I’d say you’d want to consider what is being planned for the xf:transform action in XForms. Currently, XForms has all the pieces necessary to do this bar the invoking of the transform, but that is already available as an extension in some implementations. With XForms it doesn’t all come out of a single element, you need to define an instance for the data and some events that trigger actions and something with which to bind the result to the view.

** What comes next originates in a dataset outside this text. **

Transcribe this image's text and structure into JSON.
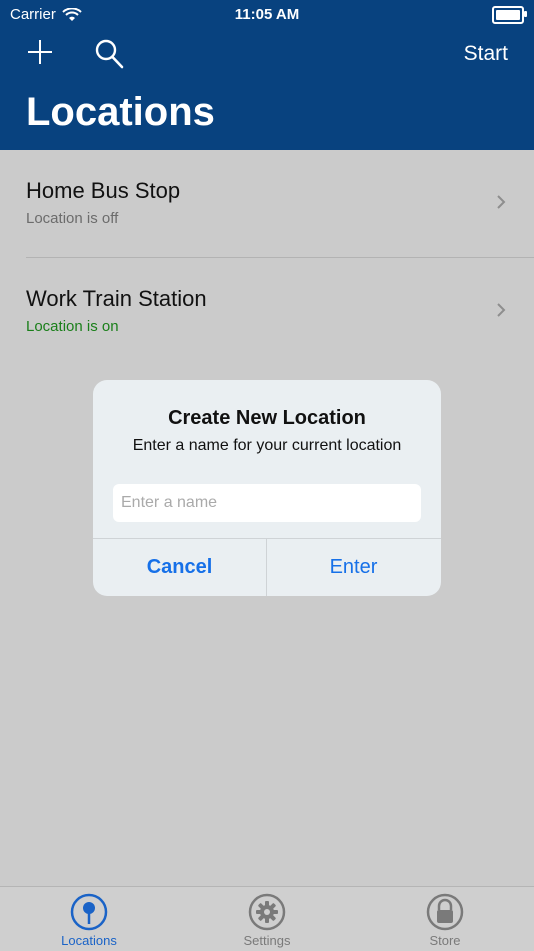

But then that’s probably why it is difficult to parameterize all in one element.

 

Regards

 

Philip Fennell
Consultant
MarkLogic Corporation

 

 

 

From: Michael Kay [mailto:mike@s...]
Sent: 05 December, 2010 11:45 PM
To: xml-dev@l...
Subject: Re: Where is XML going

 



 

Personally, I'd like to see an inline <transform> tag in HTML5:

 

<transform 

    stylesheet="xs:anyURI

    data=""xs:anyURI" 

    type="mime-type" 

    refresh="timeInterval

    asynch="xs:boolean"

    media="xs:NMTokens" 

    id="xs:ID">

      Default Internal Content

</transform> 

 

This would be a display tag that would load the data either from a server or from a block of XML in the client, then would apply they associated stylesheet to that data in order to provide output that would replace the current child content.


I've been thinking about doing something like this as an alternative to having to invoke a transformation using Javascript. The main drawback seems to be that it's hard to parameterize it, that is, to make anything dependent on data content or user input.